(March 22, 1817 – September 27, 1876)
Fort Bragg, California was named after General Braxton Bragg a West Point graduate who rose to be a Lieutenant Colonel in the US Army and later a Commanding General of the Western Division of the Confederate States Army in the American Civil War. General Bragg was a very controversial figure and, believe it or not, he ended up being an inspector of railroads.
His pre-Civil War career was highly distinguished. After seeing action against the Seminoles, he went on to win three brevets in the Mexican War, in which his battery of “flying artillery” revolutionized, in many respects, the battlefield use of that arm. In 1856, as a lieutenant colonel by brevet-in the 3rd Artillery, he resigned from the Army, and bought a Louisiana sugar plantation.
During the Civil War, he held many posts in the Confederate Army. Initially commanding in Louisiana, he was later in charge of the operations against Fort Pickens in Pensacola Harbor. Ordered to northern Mississippi in early 1862, he briefly commanded the forces gathering there for the attack on Grant at Shiloh. During the battle itself he directed a corps and was later rewarded with promotion to full general. As such he relieved Beauregard when he went on sick leave and was then given permanent command in the West.
Of the eight men who reached the rank of full general in the Confederate army Braxton Bragg was the most controversial. The North Carolinian West Pointer (1837) had earned a prewar reputation for strict discipline as well as a literal adherence to regulations. At one time, the story goes, he actually had a written dispute with himself while serving in the dual capacity of company commander and post quartermaster.
Having served during the Corinth siege, he led the army into Kentucky and commanded at Perryville, where he employed only a portion of his force. On the last day of 1862 he launched a vicious attack on the Union left at Murfreesboro but failed to carry through his success on the following days. Withdrawing from the area, he was driven into Georgia during Rosecrans’ Tullahoma Campaign and subsequent operations.
In September he won the one major Confederate victory in the West, at Chickamauga, but failed to follow up his success. Instead he laid siege to the Union army in Chattanooga and merely waited for Grant to break through his lines.

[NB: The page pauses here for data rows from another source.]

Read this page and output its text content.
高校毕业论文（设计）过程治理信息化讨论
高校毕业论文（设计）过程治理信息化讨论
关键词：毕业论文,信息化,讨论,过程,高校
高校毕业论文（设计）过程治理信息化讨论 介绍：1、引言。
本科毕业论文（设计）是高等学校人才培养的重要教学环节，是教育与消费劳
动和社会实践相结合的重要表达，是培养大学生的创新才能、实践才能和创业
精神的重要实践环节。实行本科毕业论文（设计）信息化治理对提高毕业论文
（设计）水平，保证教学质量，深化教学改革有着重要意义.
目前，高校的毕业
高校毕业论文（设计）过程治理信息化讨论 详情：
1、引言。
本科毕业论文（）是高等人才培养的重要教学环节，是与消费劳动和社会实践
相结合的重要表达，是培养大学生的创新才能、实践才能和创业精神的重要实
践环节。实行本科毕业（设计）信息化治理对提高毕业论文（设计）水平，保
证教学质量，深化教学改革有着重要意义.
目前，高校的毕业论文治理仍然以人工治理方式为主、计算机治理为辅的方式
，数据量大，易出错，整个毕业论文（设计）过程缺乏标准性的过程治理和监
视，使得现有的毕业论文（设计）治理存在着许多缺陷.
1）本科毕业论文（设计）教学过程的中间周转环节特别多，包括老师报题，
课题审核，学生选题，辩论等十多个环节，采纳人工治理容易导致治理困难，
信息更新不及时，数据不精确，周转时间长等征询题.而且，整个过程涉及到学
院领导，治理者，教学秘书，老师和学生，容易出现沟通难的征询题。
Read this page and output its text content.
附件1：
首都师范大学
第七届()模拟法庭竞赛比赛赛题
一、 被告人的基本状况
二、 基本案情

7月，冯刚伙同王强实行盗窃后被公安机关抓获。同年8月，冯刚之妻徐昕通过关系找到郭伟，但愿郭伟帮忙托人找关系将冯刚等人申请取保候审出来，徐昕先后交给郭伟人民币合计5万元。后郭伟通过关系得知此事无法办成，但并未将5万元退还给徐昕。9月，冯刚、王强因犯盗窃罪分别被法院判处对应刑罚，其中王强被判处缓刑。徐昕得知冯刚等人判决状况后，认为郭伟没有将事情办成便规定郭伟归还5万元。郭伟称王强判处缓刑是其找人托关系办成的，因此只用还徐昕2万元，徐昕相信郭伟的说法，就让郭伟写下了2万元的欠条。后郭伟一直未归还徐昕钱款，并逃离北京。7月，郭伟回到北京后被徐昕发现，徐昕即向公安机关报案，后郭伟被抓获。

Throughout these campaigns, Bragg fought almost as bitterly against some of his uncooperative subordinates as he did against the enemy, and they made multiple attempts to have him replaced as army commander. The defeat at Chattanooga was the last straw and Bragg was recalled in early 1864 to Richmond, where he became the military adviser to Confederate President Jefferson Davis. His disputes with his subordinates especially Leonidas Polk, James Longstreet, and William J. Hardee severely injured the effectiveness of the Army of Tennessee. Several top officers left the army for other fields, and Longstreet and Simon B. Buckner were dispatched into East Tennessee. With the army thus weakened, Bragg was routed at Chattanooga and was shortly removed from command. Almost immediately he was appointed as an advisor to Jefferson Davis, his staunch supporter, and maintained an office in Richmond.
Bragg and his wife Elise lost their home in late 1862 when the plantation in Thibodaux was confiscated by the Federal Army. It briefly served as a shelter, the Bragg Home Colony, for freed slaves under the control of the Freedmen’s Bureau. The couple moved in with his brother, a plantation owner but they found the life of seclusion there to be intolerable. In 1867 Bragg became the superintendent of the New Orleans waterworks, but he was soon replaced by an African-American as the Reconstructionists came to power.

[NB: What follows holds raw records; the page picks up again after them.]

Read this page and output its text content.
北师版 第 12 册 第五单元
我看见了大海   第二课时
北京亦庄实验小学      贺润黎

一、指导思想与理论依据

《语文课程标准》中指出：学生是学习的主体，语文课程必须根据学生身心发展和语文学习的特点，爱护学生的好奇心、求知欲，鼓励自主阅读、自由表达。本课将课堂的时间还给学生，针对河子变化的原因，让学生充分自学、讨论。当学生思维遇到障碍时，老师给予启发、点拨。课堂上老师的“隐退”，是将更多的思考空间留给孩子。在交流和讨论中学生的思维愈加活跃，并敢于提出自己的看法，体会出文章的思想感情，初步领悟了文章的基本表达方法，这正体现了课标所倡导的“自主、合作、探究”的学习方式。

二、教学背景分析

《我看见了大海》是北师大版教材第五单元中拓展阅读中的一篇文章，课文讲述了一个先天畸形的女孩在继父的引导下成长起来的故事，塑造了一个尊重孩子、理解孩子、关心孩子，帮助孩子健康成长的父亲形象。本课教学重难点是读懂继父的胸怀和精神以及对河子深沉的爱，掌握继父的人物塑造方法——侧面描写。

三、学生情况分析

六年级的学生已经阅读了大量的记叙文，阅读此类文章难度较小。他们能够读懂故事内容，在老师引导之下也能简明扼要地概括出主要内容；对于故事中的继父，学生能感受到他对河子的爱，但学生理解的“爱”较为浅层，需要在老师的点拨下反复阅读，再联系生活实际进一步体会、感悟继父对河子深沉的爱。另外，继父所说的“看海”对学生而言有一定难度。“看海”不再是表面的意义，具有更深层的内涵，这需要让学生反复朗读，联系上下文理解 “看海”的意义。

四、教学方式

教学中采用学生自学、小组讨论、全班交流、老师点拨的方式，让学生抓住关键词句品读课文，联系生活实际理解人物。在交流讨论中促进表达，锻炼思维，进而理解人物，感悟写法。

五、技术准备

In late 1869 Jefferson Davis offered him a job as an agent for the Carolina Life Insurance Company. He worked there for four months before becoming dissatisfied with the profession and its low pay. He considered but rejected a position in the Egyptian Army. In August 1871 he was employed by the city of Mobile, Alabama, to improve the river, harbor, and bay, leaving after quarreling with a “combination of capitalists.” Moving to Texas, he was appointed the chief engineer of the Gulf, Colorado, and Santa Fe Railroad in July 1874, but within a year disagreements with the board of directors over his compensation caused him to resign. He remained in Texas as inspector of railroads.

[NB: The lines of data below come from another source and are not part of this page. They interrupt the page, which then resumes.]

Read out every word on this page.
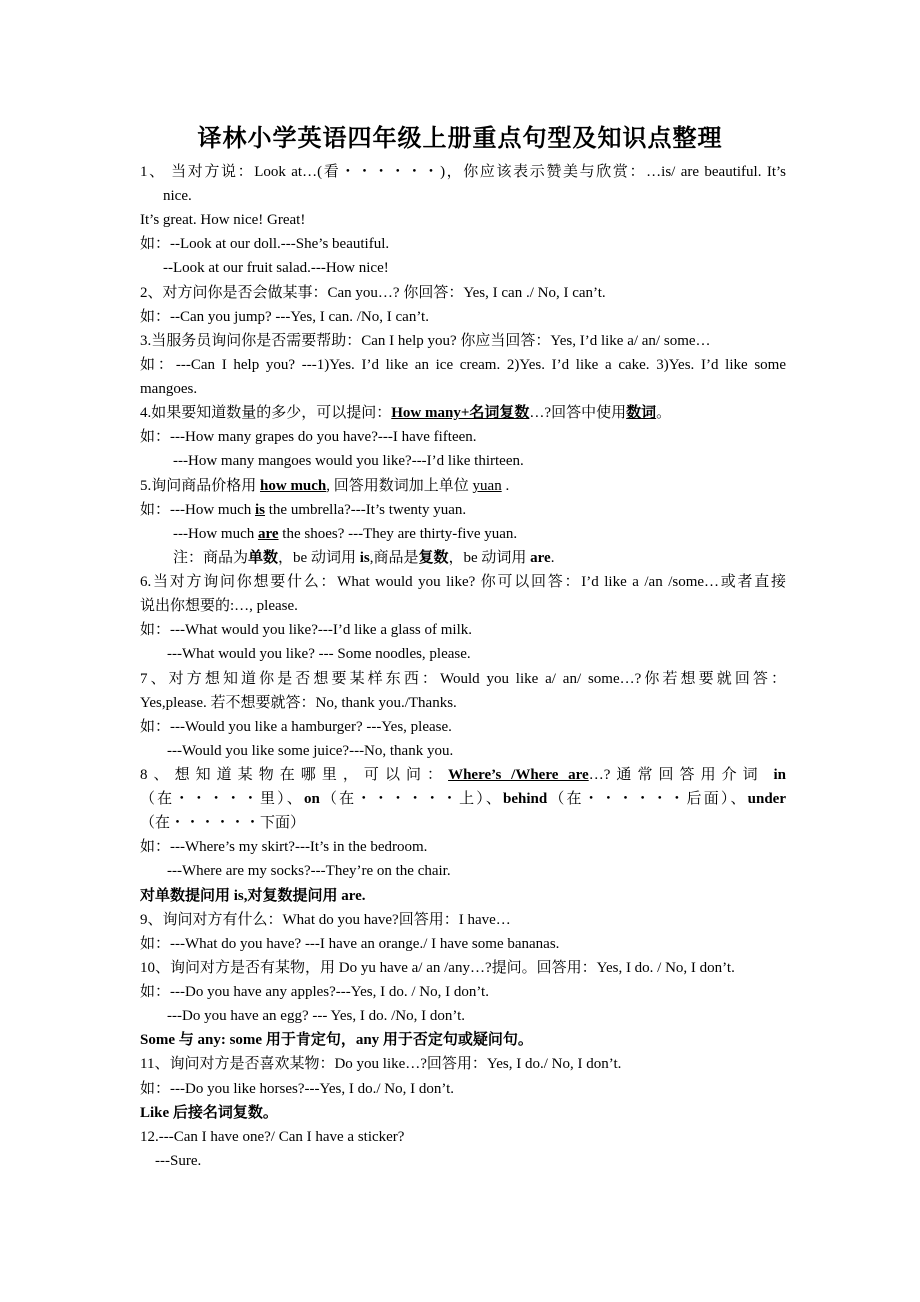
译林小学英语四年级上册重点句型及知识点整理
1、 当对方说：Look at…(看・・・・・・)，你应该表示赞美与欣赏：…is/ are beautiful. It’s
nice.
It’s great. How nice! Great!
如：--Look at our doll.---She’s beautiful.
--Look at our fruit salad.---How nice!
2、对方问你是否会做某事：Can you…? 你回答：Yes, I can ./ No, I can’t.
如：--Can you jump? ---Yes, I can. /No, I can’t.
3.当服务员询问你是否需要帮助：Can I help you? 你应当回答：Yes, I’d like a/ an/ some…
如：---Can I help you? ---1)Yes. I’d like an ice cream. 2)Yes. I’d like a cake. 3)Yes. I’d like some
mangoes.
4.如果要知道数量的多少，可以提问：How many+名词复数…?回答中使用数词。
如：---How many grapes do you have?---I have fifteen.
---How many mangoes would you like?---I’d like thirteen.
5.询问商品价格用 how much, 回答用数词加上单位 yuan .
如：---How much is the umbrella?---It’s twenty yuan.
---How much are the shoes? ---They are thirty-five yuan.
注：商品为单数，be 动词用 is,商品是复数，be 动词用 are.
6.当对方询问你想要什么：What would you like? 你可以回答：I’d like a /an /some…或者直接
说出你想要的:…, please.
如：---What would you like?---I’d like a glass of milk.
---What would you like? --- Some noodles, please.
7、对方想知道你是否想要某样东西：Would you like a/ an/ some…?你若想要就回答：
Yes,please. 若不想要就答：No, thank you./Thanks.
如：---Would you like a hamburger? ---Yes, please.
---Would you like some juice?---No, thank you.
8、想知道某物在哪里，可以问：Where’s /Where are…?通常回答用介词 in
（在・・・・・里）、on（在・・・・・・上）、behind（在・・・・・・后面）、under
（在・・・・・・下面）
如：---Where’s my skirt?---It’s in the bedroom.
---Where are my socks?---They’re on the chair.
对单数提问用 is,对复数提问用 are.
9、询问对方有什么：What do you have?回答用：I have…
如：---What do you have? ---I have an orange./ I have some bananas.
10、询问对方是否有某物，用 Do yu have a/ an /any…?提问。回答用：Yes, I do. / No, I don’t.
如：---Do you have any apples?---Yes, I do. / No, I don’t.
---Do you have an egg? --- Yes, I do. /No, I don’t.
Some 与 any: some 用于肯定句，any 用于否定句或疑问句。
11、询问对方是否喜欢某物：Do you like…?回答用：Yes, I do./ No, I don’t.
如：---Do you like horses?---Yes, I do./ No, I don’t.
Like 后接名词复数。
12.---Can I have one?/ Can I have a sticker?
---Sure.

At the age of 59, Bragg was walking down a street with a friend in Galveston, Texas, when he suddenly fell over unconscious. Dragged into a drugstore, he was dead within 10 to 15 minutes. A physician familiar with his history believe that he “died by the brain” (or of “paralysis of the brain”), suffering from the degeneration of cerebral blood vessels. He is buried in Magnolia Cemetery, Mobile, Alabama.
Bragg has had a very controversial legacy. James McPherson’s reference to “the bumblers like Bragg and Pemberton and Hood who lost the West” sums up the judgment of many modern historians. Bragg’s shortcomings as an army commander included his unimaginative tactics, mostly his reliance on frontal assault and his lack of post-battle follow up that turned tactical victories or draws into strategic disappointments. His sour disposition, penchant to blame others for defeat, and poor interpersonal skills undoubtedly caused him to be criticized more directly than many of his unsuccessful contemporaries.
Peter Cozzens wrote about his relationship with subordinates …. “Even Bragg’s staunchest supporters admonished him for his quick temper, general irritability, and tendency to wound innocent men with barbs thrown during his frequent fits of anger. His reluctance to praise or flatter was exceeded, we are told, only by the tenacity with which, once formed, he clung to an adverse impression of a subordinate. For such officers—and they were many in the Army of the Mississippi—Bragg’s removal or their transfer were the only alternatives to an unbearable existence.”
So Fort Bragger’s now you know about the man for whom your town is named.